I hear her grunt and look over the side, ignoring the shouts behind me as the others fight the beasts. She has the spines dug into the side of the last narrow column left, one that extends high enough that I can’t even see what’s waiting for us. Following her lead, I snap off two of the spines and copy her movements, starting the seemingly impossible climb up.
She has her legs wrapped around the pillar for extra support as she climbs, giving me a prime view of her ass while she makes quick work maintaining her lead. She doesn’t look down at me, keeps putting one hand in front of the other, but she does shout down to carry on our conversation.
“So what’re you making for dinner?” she huffs out between heavy breaths.
I scoff. “Why do I have to cook?”
Fuck, she’s charming. She hasn’t slipped even once, is hovering a few hundred feet in the air, and acts like it’s a walk in the park.
She pants a little before continuing. “My arms will be sore from carrying that trophy all the way home. You won’t suffer the same burden, so really, what else will you be doing?” she teases.

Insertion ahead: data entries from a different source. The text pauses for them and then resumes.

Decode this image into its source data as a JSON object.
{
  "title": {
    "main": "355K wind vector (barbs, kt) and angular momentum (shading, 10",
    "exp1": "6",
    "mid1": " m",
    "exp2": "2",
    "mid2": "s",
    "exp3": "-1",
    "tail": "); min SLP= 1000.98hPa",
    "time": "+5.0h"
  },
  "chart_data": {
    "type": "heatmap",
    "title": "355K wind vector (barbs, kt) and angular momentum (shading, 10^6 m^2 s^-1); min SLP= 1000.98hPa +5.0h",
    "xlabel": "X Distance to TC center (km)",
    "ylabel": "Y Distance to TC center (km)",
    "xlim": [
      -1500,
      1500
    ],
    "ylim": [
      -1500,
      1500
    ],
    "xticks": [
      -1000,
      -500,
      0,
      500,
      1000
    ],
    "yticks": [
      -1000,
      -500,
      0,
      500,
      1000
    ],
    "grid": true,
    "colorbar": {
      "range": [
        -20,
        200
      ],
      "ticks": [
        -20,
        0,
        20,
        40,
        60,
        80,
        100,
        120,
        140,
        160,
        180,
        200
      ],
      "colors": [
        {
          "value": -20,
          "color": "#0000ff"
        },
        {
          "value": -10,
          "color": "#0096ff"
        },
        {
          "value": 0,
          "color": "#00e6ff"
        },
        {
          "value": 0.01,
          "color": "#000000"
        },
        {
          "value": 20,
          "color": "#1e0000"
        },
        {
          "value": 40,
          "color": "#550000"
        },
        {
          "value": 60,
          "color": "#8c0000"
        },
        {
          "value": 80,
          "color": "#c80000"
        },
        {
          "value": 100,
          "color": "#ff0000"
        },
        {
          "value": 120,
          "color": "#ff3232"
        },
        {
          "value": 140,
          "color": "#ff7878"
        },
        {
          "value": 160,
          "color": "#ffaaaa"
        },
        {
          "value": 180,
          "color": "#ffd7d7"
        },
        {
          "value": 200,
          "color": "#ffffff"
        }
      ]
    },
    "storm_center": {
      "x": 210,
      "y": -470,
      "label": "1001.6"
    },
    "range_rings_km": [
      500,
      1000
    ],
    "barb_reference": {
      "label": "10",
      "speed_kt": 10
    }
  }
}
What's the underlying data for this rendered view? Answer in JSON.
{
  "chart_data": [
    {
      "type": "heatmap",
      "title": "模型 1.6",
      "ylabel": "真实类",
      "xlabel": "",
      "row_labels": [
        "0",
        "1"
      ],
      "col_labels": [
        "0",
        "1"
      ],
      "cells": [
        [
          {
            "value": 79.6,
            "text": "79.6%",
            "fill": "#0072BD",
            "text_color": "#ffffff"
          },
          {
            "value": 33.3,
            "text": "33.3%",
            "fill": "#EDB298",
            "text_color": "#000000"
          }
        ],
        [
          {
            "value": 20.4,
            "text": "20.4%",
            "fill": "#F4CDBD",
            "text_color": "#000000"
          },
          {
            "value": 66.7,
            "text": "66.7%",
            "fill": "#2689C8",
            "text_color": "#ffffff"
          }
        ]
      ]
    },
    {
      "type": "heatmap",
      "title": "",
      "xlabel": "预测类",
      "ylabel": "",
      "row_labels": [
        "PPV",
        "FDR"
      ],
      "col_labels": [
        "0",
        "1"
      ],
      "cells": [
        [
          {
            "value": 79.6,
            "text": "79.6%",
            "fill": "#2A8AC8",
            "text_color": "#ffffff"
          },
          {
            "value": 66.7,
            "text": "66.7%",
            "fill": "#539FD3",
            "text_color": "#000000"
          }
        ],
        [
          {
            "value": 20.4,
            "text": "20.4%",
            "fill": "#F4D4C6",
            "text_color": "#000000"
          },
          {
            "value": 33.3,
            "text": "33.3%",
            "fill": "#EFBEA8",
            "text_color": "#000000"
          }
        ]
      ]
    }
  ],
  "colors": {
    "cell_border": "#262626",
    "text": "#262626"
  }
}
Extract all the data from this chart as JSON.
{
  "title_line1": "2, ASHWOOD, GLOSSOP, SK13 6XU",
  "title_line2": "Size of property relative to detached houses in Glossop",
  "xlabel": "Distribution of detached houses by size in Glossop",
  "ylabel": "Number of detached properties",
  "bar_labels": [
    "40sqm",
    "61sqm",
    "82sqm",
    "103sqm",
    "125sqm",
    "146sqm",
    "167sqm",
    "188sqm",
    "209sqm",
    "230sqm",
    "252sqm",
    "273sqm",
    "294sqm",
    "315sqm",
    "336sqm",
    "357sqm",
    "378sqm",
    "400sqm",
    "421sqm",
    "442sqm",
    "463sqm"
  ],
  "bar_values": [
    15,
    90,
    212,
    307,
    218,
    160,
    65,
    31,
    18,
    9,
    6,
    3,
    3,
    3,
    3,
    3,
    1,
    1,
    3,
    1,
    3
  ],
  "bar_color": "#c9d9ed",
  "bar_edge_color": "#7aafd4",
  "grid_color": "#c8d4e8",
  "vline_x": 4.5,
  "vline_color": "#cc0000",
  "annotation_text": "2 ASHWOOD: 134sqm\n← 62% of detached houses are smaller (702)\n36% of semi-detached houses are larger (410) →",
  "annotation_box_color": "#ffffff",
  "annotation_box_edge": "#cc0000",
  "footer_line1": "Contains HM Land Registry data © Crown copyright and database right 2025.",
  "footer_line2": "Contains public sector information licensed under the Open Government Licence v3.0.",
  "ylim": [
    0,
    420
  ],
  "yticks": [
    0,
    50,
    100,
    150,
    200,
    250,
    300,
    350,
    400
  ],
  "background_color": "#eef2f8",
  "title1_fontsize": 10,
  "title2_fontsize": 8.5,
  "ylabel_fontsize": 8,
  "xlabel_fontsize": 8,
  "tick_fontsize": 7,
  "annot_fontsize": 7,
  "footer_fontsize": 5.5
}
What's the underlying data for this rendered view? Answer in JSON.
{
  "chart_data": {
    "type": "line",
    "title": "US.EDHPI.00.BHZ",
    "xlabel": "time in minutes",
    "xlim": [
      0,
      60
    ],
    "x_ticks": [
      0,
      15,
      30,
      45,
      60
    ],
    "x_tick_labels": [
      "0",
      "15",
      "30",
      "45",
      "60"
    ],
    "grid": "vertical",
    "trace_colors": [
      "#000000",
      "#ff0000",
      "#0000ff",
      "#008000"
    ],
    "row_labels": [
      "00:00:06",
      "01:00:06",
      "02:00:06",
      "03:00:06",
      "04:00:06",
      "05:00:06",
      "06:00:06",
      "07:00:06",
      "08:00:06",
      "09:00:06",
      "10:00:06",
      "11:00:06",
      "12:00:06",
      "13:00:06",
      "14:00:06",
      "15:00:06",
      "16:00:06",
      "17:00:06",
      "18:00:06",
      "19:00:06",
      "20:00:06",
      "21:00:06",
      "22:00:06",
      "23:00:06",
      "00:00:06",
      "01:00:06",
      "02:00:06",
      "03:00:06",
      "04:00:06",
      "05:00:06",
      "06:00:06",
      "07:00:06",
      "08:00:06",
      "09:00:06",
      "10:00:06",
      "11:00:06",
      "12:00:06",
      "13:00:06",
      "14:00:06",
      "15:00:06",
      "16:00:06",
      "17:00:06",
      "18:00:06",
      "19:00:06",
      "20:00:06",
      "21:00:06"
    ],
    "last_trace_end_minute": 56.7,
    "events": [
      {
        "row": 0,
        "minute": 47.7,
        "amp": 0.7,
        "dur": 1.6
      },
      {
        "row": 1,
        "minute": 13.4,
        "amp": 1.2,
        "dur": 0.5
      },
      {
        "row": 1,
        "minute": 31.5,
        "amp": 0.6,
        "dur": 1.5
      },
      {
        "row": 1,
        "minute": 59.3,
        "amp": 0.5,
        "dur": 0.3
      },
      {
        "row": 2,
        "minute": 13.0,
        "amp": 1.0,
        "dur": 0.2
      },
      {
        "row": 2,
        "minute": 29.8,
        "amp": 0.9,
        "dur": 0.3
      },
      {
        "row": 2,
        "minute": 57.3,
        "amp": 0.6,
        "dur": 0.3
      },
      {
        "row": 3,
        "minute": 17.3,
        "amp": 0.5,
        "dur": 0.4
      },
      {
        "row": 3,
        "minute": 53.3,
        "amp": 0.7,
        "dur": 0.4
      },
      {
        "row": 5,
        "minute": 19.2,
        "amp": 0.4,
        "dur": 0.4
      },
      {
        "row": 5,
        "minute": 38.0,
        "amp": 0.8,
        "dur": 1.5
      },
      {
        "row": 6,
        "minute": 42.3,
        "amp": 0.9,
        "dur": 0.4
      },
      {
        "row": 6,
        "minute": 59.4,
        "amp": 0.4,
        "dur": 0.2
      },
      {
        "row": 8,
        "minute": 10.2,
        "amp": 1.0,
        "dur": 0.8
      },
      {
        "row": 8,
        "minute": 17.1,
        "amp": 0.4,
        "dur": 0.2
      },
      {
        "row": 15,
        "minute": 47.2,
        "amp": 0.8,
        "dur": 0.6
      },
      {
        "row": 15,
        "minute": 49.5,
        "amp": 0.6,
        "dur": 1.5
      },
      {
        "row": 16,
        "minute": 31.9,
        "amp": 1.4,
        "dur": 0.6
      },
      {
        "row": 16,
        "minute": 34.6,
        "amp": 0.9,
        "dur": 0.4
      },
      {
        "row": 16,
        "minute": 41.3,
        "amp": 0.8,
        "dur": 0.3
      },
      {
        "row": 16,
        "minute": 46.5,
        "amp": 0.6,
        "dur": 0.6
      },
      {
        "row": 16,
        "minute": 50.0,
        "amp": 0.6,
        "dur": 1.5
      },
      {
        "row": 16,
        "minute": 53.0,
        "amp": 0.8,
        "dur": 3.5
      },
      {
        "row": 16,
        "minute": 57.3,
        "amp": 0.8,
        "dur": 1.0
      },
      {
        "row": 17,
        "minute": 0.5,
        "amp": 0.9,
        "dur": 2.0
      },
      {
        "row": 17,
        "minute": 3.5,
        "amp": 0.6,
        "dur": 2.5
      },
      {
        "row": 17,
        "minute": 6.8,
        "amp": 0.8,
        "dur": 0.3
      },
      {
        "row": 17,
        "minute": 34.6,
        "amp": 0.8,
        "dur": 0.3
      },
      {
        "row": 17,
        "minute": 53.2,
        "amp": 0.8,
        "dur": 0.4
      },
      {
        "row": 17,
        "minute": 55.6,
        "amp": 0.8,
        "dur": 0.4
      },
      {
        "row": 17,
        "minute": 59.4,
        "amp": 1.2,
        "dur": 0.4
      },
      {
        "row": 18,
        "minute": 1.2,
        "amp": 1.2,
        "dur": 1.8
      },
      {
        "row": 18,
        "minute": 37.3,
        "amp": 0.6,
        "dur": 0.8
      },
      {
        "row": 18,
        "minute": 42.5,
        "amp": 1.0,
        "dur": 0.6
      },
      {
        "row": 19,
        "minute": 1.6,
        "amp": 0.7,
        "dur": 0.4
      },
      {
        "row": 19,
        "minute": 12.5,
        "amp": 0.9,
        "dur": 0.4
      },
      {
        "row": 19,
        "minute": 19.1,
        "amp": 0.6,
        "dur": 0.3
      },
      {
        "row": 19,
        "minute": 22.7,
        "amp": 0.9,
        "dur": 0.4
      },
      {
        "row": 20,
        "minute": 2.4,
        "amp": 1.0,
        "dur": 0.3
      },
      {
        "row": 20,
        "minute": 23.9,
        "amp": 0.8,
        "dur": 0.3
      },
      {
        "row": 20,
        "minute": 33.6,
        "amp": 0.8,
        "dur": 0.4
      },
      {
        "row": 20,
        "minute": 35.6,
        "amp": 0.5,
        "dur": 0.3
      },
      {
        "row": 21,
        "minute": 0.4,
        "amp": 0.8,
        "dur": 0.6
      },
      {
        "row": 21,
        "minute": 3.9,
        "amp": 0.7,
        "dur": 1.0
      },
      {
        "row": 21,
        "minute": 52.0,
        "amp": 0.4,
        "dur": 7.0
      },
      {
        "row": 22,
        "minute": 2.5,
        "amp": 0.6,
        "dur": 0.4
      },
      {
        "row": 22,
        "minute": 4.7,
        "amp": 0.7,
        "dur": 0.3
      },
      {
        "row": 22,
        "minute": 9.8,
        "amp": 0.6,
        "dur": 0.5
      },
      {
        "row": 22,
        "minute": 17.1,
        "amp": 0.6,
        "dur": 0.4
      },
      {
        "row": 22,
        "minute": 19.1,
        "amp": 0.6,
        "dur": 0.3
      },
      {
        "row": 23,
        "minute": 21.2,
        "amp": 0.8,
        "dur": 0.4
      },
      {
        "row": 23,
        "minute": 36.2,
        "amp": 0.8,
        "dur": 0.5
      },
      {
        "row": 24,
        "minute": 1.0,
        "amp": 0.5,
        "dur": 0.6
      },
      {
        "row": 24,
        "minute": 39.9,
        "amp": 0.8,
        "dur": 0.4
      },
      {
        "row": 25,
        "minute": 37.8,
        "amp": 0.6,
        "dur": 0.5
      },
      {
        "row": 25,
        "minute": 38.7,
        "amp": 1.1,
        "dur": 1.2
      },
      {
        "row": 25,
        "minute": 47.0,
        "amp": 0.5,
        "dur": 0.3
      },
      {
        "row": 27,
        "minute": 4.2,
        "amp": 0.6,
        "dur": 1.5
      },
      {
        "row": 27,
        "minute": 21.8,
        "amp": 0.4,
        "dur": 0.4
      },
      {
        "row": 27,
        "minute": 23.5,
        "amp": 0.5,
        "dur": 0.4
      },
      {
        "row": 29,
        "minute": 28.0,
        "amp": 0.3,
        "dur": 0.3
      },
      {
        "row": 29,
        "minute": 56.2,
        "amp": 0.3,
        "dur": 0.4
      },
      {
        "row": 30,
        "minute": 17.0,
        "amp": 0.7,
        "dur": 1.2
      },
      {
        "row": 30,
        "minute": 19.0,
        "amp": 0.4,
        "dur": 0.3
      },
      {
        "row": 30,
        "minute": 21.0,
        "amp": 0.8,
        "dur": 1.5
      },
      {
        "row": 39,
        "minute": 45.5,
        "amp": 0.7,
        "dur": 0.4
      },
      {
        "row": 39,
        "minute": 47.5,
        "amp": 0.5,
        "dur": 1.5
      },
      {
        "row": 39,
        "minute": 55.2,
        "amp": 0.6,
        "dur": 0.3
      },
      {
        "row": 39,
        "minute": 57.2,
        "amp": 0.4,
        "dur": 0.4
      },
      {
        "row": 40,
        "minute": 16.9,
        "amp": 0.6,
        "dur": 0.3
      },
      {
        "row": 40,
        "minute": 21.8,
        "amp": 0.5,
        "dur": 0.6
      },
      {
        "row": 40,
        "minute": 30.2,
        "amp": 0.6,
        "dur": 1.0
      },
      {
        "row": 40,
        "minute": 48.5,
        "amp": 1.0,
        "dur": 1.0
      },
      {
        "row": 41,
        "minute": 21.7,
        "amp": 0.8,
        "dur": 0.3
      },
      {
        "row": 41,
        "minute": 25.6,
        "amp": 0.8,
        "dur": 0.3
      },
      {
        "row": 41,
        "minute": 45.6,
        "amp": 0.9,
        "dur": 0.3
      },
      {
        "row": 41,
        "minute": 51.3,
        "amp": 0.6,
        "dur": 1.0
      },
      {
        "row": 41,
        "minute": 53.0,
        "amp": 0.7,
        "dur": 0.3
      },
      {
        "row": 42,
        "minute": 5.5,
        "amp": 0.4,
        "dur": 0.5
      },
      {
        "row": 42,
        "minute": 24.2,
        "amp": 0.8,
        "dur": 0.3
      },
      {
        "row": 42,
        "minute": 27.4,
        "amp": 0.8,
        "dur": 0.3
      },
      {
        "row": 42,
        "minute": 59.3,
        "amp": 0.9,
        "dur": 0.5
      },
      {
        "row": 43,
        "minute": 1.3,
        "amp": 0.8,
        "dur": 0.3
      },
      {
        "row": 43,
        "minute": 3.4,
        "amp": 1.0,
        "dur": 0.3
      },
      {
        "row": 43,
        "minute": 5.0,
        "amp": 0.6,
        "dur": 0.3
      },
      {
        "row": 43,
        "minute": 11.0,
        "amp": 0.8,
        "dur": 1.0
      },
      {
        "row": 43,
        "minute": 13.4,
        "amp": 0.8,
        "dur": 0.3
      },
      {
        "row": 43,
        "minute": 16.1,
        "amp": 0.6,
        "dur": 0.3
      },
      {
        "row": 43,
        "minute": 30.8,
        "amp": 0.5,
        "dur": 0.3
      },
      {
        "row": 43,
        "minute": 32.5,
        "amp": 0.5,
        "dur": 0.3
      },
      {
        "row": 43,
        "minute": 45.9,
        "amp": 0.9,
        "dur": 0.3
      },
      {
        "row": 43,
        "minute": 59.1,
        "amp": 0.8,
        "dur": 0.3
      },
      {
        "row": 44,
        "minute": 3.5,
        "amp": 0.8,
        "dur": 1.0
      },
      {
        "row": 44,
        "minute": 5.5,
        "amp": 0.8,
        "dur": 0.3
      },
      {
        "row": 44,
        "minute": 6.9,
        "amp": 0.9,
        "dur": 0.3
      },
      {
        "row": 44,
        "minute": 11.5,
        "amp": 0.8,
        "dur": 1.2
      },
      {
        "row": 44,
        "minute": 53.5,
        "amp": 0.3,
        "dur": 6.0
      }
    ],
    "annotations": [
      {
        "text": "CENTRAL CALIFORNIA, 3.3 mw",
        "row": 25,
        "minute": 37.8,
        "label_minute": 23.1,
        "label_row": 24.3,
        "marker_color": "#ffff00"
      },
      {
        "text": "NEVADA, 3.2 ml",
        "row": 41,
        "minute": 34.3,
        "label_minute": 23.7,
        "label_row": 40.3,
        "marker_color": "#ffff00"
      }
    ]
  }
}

Sitting on top of this column is a larger, square platform. Now that we’ve reached this high, we can’t go any further. My palms are slick with sweat and I have a momentary spike of adrenaline as I fight the anxiety of being backed into a corner with no way out beyond death.
“They don’t hand out trophies,” I dispute as I feign calm.
I scan everything around us, looking for a way to get over the lip without letting go of the pillar and dying. Short of trying to embed the spines at an angle with our legs dangling, praying for the best, I can’t see an option.
“Piles of money then,” she retorts easily, eyes scanning everything, assessing.
“Direct deposit.”
“I’d flip you off if I could,” she scoffs. “Hey, want to help me do something stupid?”
I grit my teeth, my muscles starting to lock up. “Not particularly, but I’m not doing anything at the moment. What’d you have in mind?”
She looks down at me then, biting her lip. “Trust exercise?”